Except for the sixth mode, the frequencies of the constrained modes of the bionic foot with a two-layer cross-ply and the bionic foot with a four-layer cross-ply are similar. The constrained modal frequency of the bionic foot increases with the increase in the number of attached cross plies. The frequency of the first three constrained modes increases slowly, and that of the fourth to ninth constrained modes increases with the increase in the number of cross plies.

With the increase in cross-ply, the natural frequency will increase, and the influence in orders 5–9 is greater than that in orders 1–4. There is no significant difference between two layers and four layers. The first three natural frequencies increase slowly, and the higher modes increase sharply. The natural frequencies of order 7 are similar.

The influence of cross-ply on the first three modes of constrained mode is less than that on the fourth to ninth modes. The difference in constrained mode frequencies between the second and fourth layers is small, and 4-6-8 increases gradually. The second and third modes have similar vibration frequencies. 5- to 7-order frequencies increase slowly, and other modal frequencies increase sharply with the increase in order.

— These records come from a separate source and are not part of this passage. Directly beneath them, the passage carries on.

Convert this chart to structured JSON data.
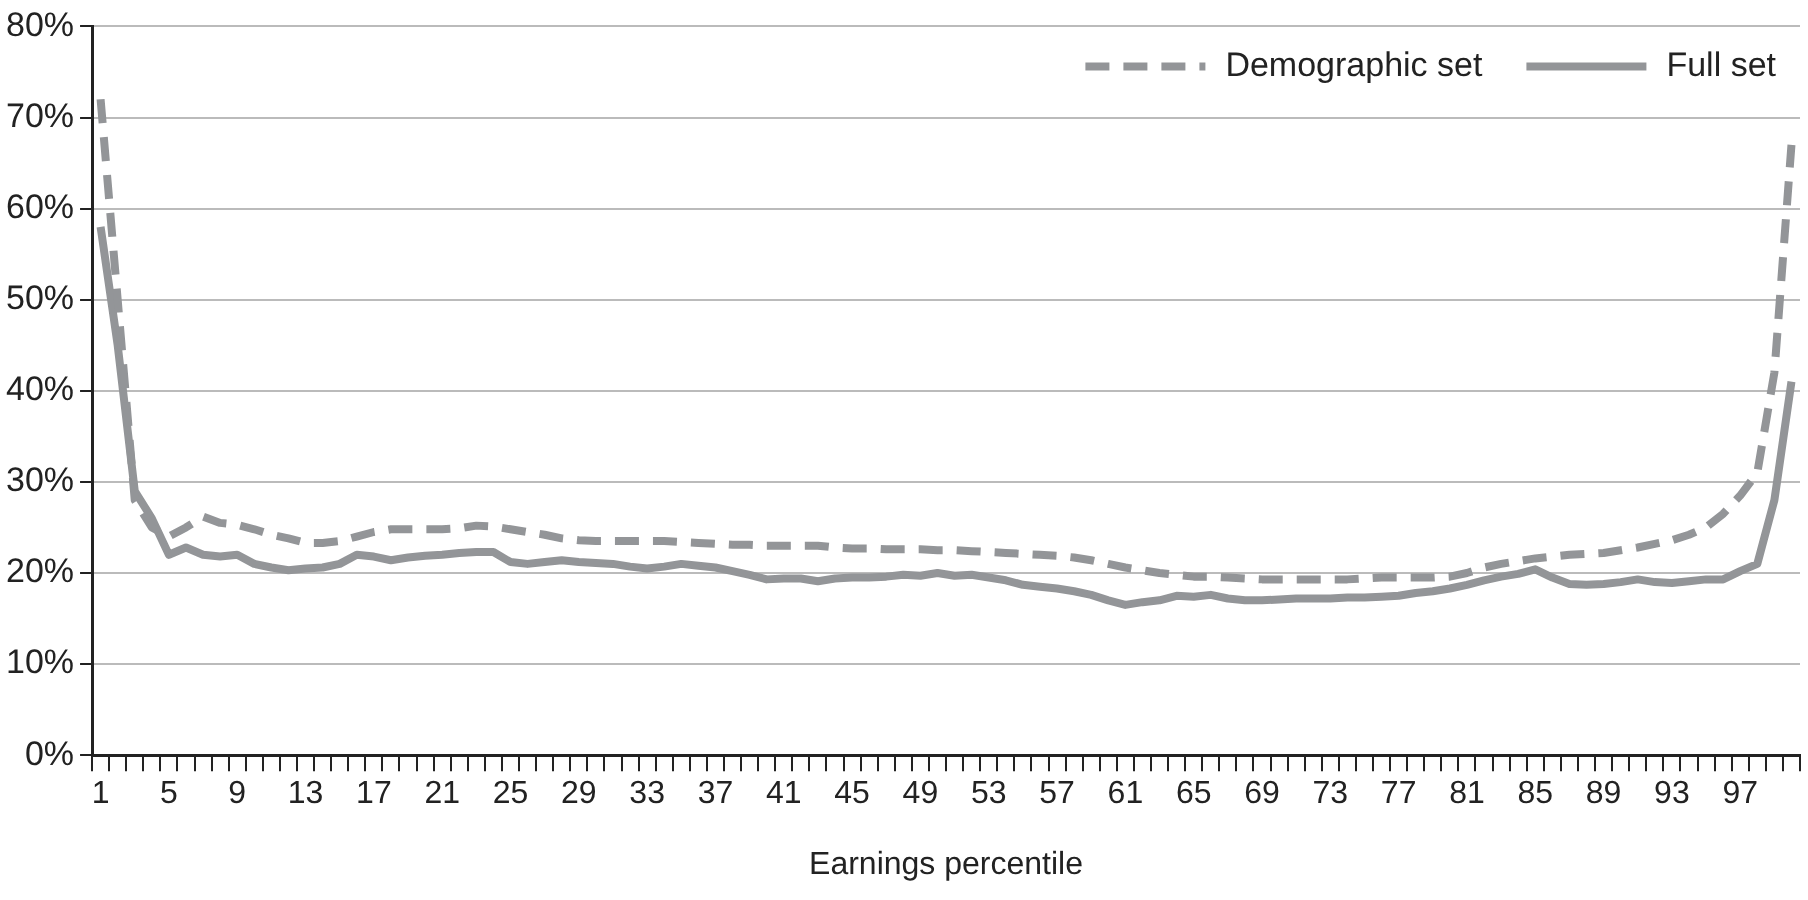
{
  "chart_data": {
    "type": "line",
    "xlabel": "Earnings percentile",
    "categories": [
      "1",
      null,
      null,
      null,
      "5",
      null,
      null,
      null,
      "9",
      null,
      null,
      null,
      "13",
      null,
      null,
      null,
      "17",
      null,
      null,
      null,
      "21",
      null,
      null,
      null,
      "25",
      null,
      null,
      null,
      "29",
      null,
      null,
      null,
      "33",
      null,
      null,
      null,
      "37",
      null,
      null,
      null,
      "41",
      null,
      null,
      null,
      "45",
      null,
      null,
      null,
      "49",
      null,
      null,
      null,
      "53",
      null,
      null,
      null,
      "57",
      null,
      null,
      null,
      "61",
      null,
      null,
      null,
      "65",
      null,
      null,
      null,
      "69",
      null,
      null,
      null,
      "73",
      null,
      null,
      null,
      "77",
      null,
      null,
      null,
      "81",
      null,
      null,
      null,
      "85",
      null,
      null,
      null,
      "89",
      null,
      null,
      null,
      "93",
      null,
      null,
      null,
      "97",
      null,
      null,
      null
    ],
    "series": [
      {
        "name": "Demographic set",
        "color": "#939598",
        "line_style": "dashed",
        "values": [
          72,
          50,
          28,
          25,
          24,
          25,
          26.2,
          25.5,
          25.3,
          24.8,
          24.2,
          23.8,
          23.3,
          23.3,
          23.5,
          24,
          24.5,
          24.8,
          24.8,
          24.8,
          24.8,
          24.9,
          25.2,
          25.1,
          24.8,
          24.5,
          24.2,
          23.8,
          23.6,
          23.5,
          23.5,
          23.5,
          23.5,
          23.5,
          23.4,
          23.3,
          23.2,
          23.1,
          23.1,
          23,
          23,
          23,
          23,
          22.8,
          22.7,
          22.7,
          22.6,
          22.6,
          22.6,
          22.5,
          22.5,
          22.4,
          22.3,
          22.2,
          22.1,
          22,
          21.9,
          21.7,
          21.4,
          21,
          20.6,
          20.3,
          20,
          19.8,
          19.6,
          19.6,
          19.5,
          19.4,
          19.3,
          19.3,
          19.3,
          19.3,
          19.3,
          19.3,
          19.4,
          19.5,
          19.5,
          19.5,
          19.5,
          19.6,
          20,
          20.6,
          21,
          21.3,
          21.6,
          21.8,
          22,
          22.1,
          22.2,
          22.5,
          22.8,
          23.2,
          23.6,
          24.2,
          25,
          26.5,
          28.5,
          31,
          42,
          67
        ]
      },
      {
        "name": "Full set",
        "color": "#939598",
        "line_style": "solid",
        "values": [
          58,
          45,
          29,
          26,
          22,
          22.8,
          22,
          21.8,
          22,
          21,
          20.6,
          20.3,
          20.5,
          20.6,
          21,
          22,
          21.8,
          21.4,
          21.7,
          21.9,
          22,
          22.2,
          22.3,
          22.3,
          21.2,
          21,
          21.2,
          21.4,
          21.2,
          21.1,
          21,
          20.7,
          20.5,
          20.7,
          21,
          20.8,
          20.6,
          20.2,
          19.8,
          19.3,
          19.4,
          19.4,
          19.1,
          19.4,
          19.5,
          19.5,
          19.6,
          19.8,
          19.7,
          20,
          19.7,
          19.8,
          19.5,
          19.2,
          18.7,
          18.5,
          18.3,
          18,
          17.6,
          17,
          16.5,
          16.8,
          17,
          17.5,
          17.4,
          17.6,
          17.2,
          17,
          17,
          17.1,
          17.2,
          17.2,
          17.2,
          17.3,
          17.3,
          17.4,
          17.5,
          17.8,
          18,
          18.3,
          18.7,
          19.2,
          19.6,
          19.9,
          20.4,
          19.5,
          18.8,
          18.7,
          18.8,
          19,
          19.3,
          19,
          18.9,
          19.1,
          19.3,
          19.3,
          20.2,
          21,
          28,
          41
        ]
      }
    ],
    "ylim": [
      0,
      80
    ],
    "yticks": [
      {
        "value": 0,
        "label": "0%"
      },
      {
        "value": 10,
        "label": "10%"
      },
      {
        "value": 20,
        "label": "20%"
      },
      {
        "value": 30,
        "label": "30%"
      },
      {
        "value": 40,
        "label": "40%"
      },
      {
        "value": 50,
        "label": "50%"
      },
      {
        "value": 60,
        "label": "60%"
      },
      {
        "value": 70,
        "label": "70%"
      },
      {
        "value": 80,
        "label": "80%"
      }
    ],
    "grid": "y",
    "legend": "top right"
  }
}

This study has two limitations. The first limitation is that we cannot find enough peer-reviewed studies on the subject. Therefore, we used approximate test data from previous studies to verify the simulation model. The second limitation is cost constraints. Our funds are not enough to support us to design a special testing system to complete the testing of foot and ankle prosthetics, which somewhat weakens the convincing of the results. We will provide further data in subsequent studies.